Consider the space $L^1(\mathbb{R} \times (0,1))$ with the Lebesgue measure. Let $f,g \in L^1(\mathbb{R} \times (0,1))$ and assume that $$ \lim_{h \to 0} \frac{f(x+hy,y)-f(x,y)}{h} = g(x,y) $$ in $L^1(\mathbb{R} \times (0,1))$ norm.
I want to prove that $f(\cdot,y)$ is weakly differentiable for almost every $y \in (0,1)$ and $g(x,y) = yf_x'(x,y)$ for almost every $(x,y) \in \mathbb{R} \times (0,1)$.
I argue as follows. We have \begin{align*} \int_a^b \frac{f(x+hy,y) - f(x,y)}{h} dx &= \frac 1h \int_{a+hy}^{b+hy} f(x,y) dx - \frac 1h \int_a^b f(x,y) dx\\ &= \frac 1h \int_b^{b+hy} f(x,y) dx - \frac 1h \int_a^{a+ty} f(x,y) dx \end{align*} for almost every $y$ (say for $y \in Y \subset (0,1)$ with $Y$ having full measure).
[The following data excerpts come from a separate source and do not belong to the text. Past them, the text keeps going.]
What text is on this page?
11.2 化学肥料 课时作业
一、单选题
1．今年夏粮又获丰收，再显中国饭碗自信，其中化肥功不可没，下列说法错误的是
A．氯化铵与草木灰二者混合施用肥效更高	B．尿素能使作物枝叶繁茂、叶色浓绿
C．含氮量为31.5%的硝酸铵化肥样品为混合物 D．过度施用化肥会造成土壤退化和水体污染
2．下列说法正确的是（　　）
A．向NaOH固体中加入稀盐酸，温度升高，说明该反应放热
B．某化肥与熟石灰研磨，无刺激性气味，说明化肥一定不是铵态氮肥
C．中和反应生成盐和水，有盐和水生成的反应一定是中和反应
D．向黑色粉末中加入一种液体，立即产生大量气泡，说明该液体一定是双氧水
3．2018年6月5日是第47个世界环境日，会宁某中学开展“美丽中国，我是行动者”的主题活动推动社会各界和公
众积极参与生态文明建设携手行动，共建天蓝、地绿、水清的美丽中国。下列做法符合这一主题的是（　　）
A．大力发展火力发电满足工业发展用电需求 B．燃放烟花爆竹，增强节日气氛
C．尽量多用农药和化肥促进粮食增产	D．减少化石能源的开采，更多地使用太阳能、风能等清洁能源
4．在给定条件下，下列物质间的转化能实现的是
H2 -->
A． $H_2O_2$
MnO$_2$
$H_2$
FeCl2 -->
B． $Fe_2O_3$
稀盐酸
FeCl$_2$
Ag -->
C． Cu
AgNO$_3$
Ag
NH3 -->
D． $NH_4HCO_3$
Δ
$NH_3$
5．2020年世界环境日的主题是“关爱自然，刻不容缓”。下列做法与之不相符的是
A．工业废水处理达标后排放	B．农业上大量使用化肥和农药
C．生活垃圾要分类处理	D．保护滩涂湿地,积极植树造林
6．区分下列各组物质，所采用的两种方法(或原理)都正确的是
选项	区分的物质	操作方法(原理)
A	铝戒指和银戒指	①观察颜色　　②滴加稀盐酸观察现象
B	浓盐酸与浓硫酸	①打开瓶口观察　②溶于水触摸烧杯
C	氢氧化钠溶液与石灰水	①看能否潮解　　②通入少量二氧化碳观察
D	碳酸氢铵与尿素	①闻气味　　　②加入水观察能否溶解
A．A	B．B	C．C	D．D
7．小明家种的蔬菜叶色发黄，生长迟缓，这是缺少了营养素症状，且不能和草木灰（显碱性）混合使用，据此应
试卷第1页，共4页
Hence $$ \lim_{h \to 0} \int_a^b \frac{f(x+hy,y) - f(x,y)}{h} dx = yf(b,y) - yf(a,y) $$ for almost every $a,b \in \mathbb{R}$ (say for $a,b \in X(y) \subset \mathbb{R}$ with $X(y)$ having full measure in $\mathbb{R}$ for every $y \in Y$).
On the other hand, by assumption, $$ \lim_{h \to 0} \int_{Y'} \int_a^b \frac{f(x+hy,y)-f(x,y)}{h} dx dy = \int_{Y'} \int_a^b g(x,y) dx dy $$ for any measurable $Y' \subset Y$.
Now it is enough to show that $$ yf(b,y) - yf(a,y) = \int_a^b g(x,y) dx $$ but it is not obvious to me. How can I prove that?